Социально-экономические, политические, культурные аспекты истории сибирских городов в XVIII–XIX вв. не только глубоко и детально исследованы на страницах многочисленных научных, научно-популярных и краеведческих изданий, но и явились предметом историографического осмысления [1]. В этом обширном пространстве мнений и суждений, многие из которых и сегодня дискуссионны, заметное место занимает публицистическое наследство идеологов сибирского областничества Н.М. Ядринцева и Г.Н. Потанина, неоднократно привлекавшее внимание историков, активно использовавших материалы о социально-экономическом развитии сибирских городов и, прежде всего, статью Г.Н. Потанина «Города Сибири» [2], хотя интересные, яркие зарисовки внешнего облика городов и городского быта, социальный анализ содержатся во многих газетных и журнальных заметках и письмах областников.

В период демократического подъема 60-х гг. XIX в. образованные выходцы из Сибири активно включились в поиск всегда злободневных для русской интеллигенции вопросов о том, кто виноват и что делать. Правительственная политика превратила Сибирь в колонию, место каторги и ссылки, штрафную окраину империи, обрекая ее тем самым на ужасающую экономическую и культурную отсталость. Суровая природа и климат, малонаселенность огромной территории за Уралом, удаленность от центра страны лишь усугубляли бедственное положение. Задачи преобразования и поступательного развития Сибири, с точки зрения областников, могли быть решены лишь усилиями местного образованного общества, и важнейшей задачей, стоящей перед патриотами края, было всяческое и всемерное содействие образованию и просвещению в Сибири.

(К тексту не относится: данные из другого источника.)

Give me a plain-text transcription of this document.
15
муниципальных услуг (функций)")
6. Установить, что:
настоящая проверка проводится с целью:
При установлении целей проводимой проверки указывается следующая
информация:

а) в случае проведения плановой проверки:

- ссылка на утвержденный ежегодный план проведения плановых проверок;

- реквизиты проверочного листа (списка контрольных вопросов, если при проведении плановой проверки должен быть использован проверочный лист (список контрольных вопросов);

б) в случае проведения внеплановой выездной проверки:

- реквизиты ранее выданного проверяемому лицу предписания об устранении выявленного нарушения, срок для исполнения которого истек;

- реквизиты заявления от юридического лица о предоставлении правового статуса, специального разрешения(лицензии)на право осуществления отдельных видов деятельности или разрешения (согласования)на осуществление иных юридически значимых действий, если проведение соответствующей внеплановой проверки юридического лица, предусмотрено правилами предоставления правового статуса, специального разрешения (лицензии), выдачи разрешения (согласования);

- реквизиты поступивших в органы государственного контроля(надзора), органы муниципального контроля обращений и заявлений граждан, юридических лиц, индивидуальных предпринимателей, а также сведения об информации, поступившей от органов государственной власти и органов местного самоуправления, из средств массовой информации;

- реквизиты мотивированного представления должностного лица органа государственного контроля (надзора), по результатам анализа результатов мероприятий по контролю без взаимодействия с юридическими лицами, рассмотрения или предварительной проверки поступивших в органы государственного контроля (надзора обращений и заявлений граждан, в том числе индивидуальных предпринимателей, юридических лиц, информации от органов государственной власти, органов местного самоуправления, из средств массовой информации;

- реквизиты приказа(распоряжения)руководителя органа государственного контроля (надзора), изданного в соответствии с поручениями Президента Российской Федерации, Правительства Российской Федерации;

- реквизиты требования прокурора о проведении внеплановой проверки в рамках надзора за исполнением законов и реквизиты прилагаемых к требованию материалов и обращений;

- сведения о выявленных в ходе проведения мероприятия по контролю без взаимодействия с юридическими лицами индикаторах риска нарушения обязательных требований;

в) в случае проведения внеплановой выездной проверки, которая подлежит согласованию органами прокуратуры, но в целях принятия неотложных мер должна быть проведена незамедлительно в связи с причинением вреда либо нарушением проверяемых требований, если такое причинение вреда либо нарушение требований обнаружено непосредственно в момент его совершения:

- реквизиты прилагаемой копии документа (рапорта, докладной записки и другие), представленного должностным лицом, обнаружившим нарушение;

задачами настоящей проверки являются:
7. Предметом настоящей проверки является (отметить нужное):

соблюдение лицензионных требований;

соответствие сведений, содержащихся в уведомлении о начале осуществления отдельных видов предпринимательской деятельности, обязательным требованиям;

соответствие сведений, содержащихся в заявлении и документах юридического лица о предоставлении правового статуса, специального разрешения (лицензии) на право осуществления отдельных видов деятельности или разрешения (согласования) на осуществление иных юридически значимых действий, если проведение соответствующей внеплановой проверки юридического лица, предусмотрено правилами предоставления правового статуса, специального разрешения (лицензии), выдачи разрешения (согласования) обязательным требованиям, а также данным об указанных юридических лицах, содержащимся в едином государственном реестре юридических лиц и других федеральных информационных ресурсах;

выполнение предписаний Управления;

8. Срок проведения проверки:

В работах областников нет определения интеллигенции, хотя сам термин встречается очень часто, но из контекста совершенно ясно, что под интеллигенцией понимался весь культурный слой общества, т.е. вся его наиболее образованная и мыслящая часть, состоящая из различных социальных слоев населения. Города Сибири, о которых писали Н.М. Ядринцев, Г.Н. Потанин и о которых они знали не понаслышке, рассматривались ими прежде всего как источник формирования и как среда обитания интеллигенции: «Города в Сибири — это точки на общественном теле Сибири, которыми она воспринимает лучи света, идущие с Запада: В Сибири, вследствие отсутствия земских учреждений, деревня живет без интеллигенции. Поэтому вся умственная и культурная жизнь в Сибири ограничивается городами, в деревнях же сплошная умственная пустыня» [3].

 

Именно с городами, общественными и культурными центрами, связывали и Ядринцев, и Потанин в будущем развитие наук, литературы, искусства, складывание общественного мнения. Настоящее же сибирских городов виделось им в более, чем мрачном свете: «Что наперед всего бросается в глаза человеку, вновь приехавшему в Сибирь?:Его прежде всего поражает отсутствие общества в Сибири; он видит перед собой население, живущее разрозненными интересами: Не встретит он здесь ни кружков, объединяющих интересами ума и чувства:, ни отдельных личностей, проникнутых любовью к краю: Общественные предприятия совершаются здесь только на бюрократической инициативе; местное общество, участвуя в них взносами, не участвует нимало нравственно. Словом, nm встретит здесь хилое, безжизненное, скучное общество» [4]. Главная причина столь плачевного состояния общественной и культурной городской жизни заключалась, по мнению Г.Н. Потанина, которое разделялось всеми областниками, в том, что интеллигенция была не только до крайности малочисленной, но и «заезжей»: «Это последствия тех ненормальных условий, в которые поставлен вопрос о сибирской интеллигенции: Сибирь крайне скудно снабжена учебными заведениями высшего разряда, а потому снабжается интеллигентскими силами из европейской России» [5].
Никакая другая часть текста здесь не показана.